Former Justices Barbara Pariente and Peggy Quince didn’t go that far. But they berated the JNC in an unusually blunt guest column the Orlando Sentinel published Sept. 17, three days after DeSantis identiﬁed Grosshans as his second choice.
All-White Supreme Court
“The people of this State, especially those who had hoped for at least one Black justice on the Florida Supreme Court, have the JNC to blame for the ongoing and unacceptable absence of a Black justice on our state’s highest court,” Pariente and Quince, who retired in January 2018, said in their column.
The departure of the African-American Quince created the opening that Francis, a Palm Beach Circuit Court judge, was supposed to ﬁll.
However, Francis’s limited experience disqualiﬁed her from serving on the court. The JNC sending the governor her name — not any of six eligible black candidates who applied — seemed to either rig the system for failure or depend on no signiﬁcant pushback.
JNC’s defense of Francis nomination In fact, there was pushback in the form of a court challenge. And the governor’s celebrated effort to racially diversify the court failed miserably.
“The JNC made the decision to nominate a constitutionally ineligible candidate and it is responsible for the consequences of that decision,” Pariente and Quince wrote.
“They acted as a rubber stamp, not as an agency with independent evaluation skills,” Thurston said. “I don’t think anyone was fooled that DeSantis didn’t know. He was pretty much orchestrating what they were doing.”
Thurston supports legislation that would restore some Florida Bar input to the JNC member selection process. Ever since Republican Gov. Jeb Bush had the rules changed in 2000, the governor chooses all nine JNC members, either directly or indirectly through a veto. So the JNC is full of DeSantis’s hand-picked allies.
Usually the commission doesn’t have to explain its actions. Daniel Nordby, JNC chairman during the dispute, didn’t acknowledge an emailed request from Florida Bulldog for a response to criticism of the Francis appointment.
But when Rep. Geraldine Thompson (D-Orlando) challenged the appointment in a petition to the Supreme Court, DeSantis and the JNC were obliged to formally defend themselves.
Governor ﬁnally blinks
The governor’s explanation followed a curious logical path. His lawyers wrote in court papers that Francis, who was on maternity leave, couldn’t join the court until her leave ended, anyway; and the date of her return, Sept. 24, happened to be her 10-year anniversary as a lawyer, when she became eligible to serve on the high court.
The synchronicity defense didn’t work out for DeSantis.

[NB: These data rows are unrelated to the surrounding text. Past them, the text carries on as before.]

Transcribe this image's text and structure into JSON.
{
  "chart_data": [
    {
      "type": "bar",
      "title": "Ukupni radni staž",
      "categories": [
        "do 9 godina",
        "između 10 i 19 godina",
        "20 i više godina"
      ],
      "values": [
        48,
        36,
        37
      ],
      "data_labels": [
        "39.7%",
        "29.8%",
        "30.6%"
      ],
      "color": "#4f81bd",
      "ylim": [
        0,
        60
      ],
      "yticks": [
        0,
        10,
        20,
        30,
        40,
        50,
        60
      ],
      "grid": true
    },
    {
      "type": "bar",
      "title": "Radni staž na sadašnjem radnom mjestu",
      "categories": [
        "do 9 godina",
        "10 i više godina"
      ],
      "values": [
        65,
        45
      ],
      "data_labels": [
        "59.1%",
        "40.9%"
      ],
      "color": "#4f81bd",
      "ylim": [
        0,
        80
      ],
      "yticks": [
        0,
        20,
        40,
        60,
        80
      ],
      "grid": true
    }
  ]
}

The governor “has not complied with the constitution’s clear commands,” the justices ruled Sept. 11. They ordered him to replace Francis the next business day.
After ignoring his noon, Sept. 14 deadline, DeSantis complied hours later, just before the court could have found him in contempt and ignited a constitutional crisis.
He called a press conference where he introduced Grosshans. He said President Donald Trump was “receptive” to the idea of nominating Francis for a federal judgeship. And Francis, 43, thanked DeSantis and Trump for her expected lifetime appointment.
In court papers Nordby argued that the JNC did nothing wrong because an applicant isn’t ofﬁcially eligible to join the court until taking ofﬁce–in this case on Sept. 24, Francis’s scheduled swearingin date. He cited a 2001 Florida Supreme Court decision, Miller v. Mendez, as the “leading authority” for this proposition.
Rep. Thompson’s lawyers, William Ponall and Lisabeth Fryer, responded that the Mendez case was about an elected judge, not an appointed one who must meet special standards. Also, it was about a residency rule, not a minimum-mandatory experience level.
In short, the salient facts of the Mendez and Francis cases do not match up. Mendez is irrelevant, according to Thompson’s lawyers. The Supreme Court didn’t decide who was right because the justices never ruled on the JNC’s defense. Early in the litigation they excused the commission based on a technicality.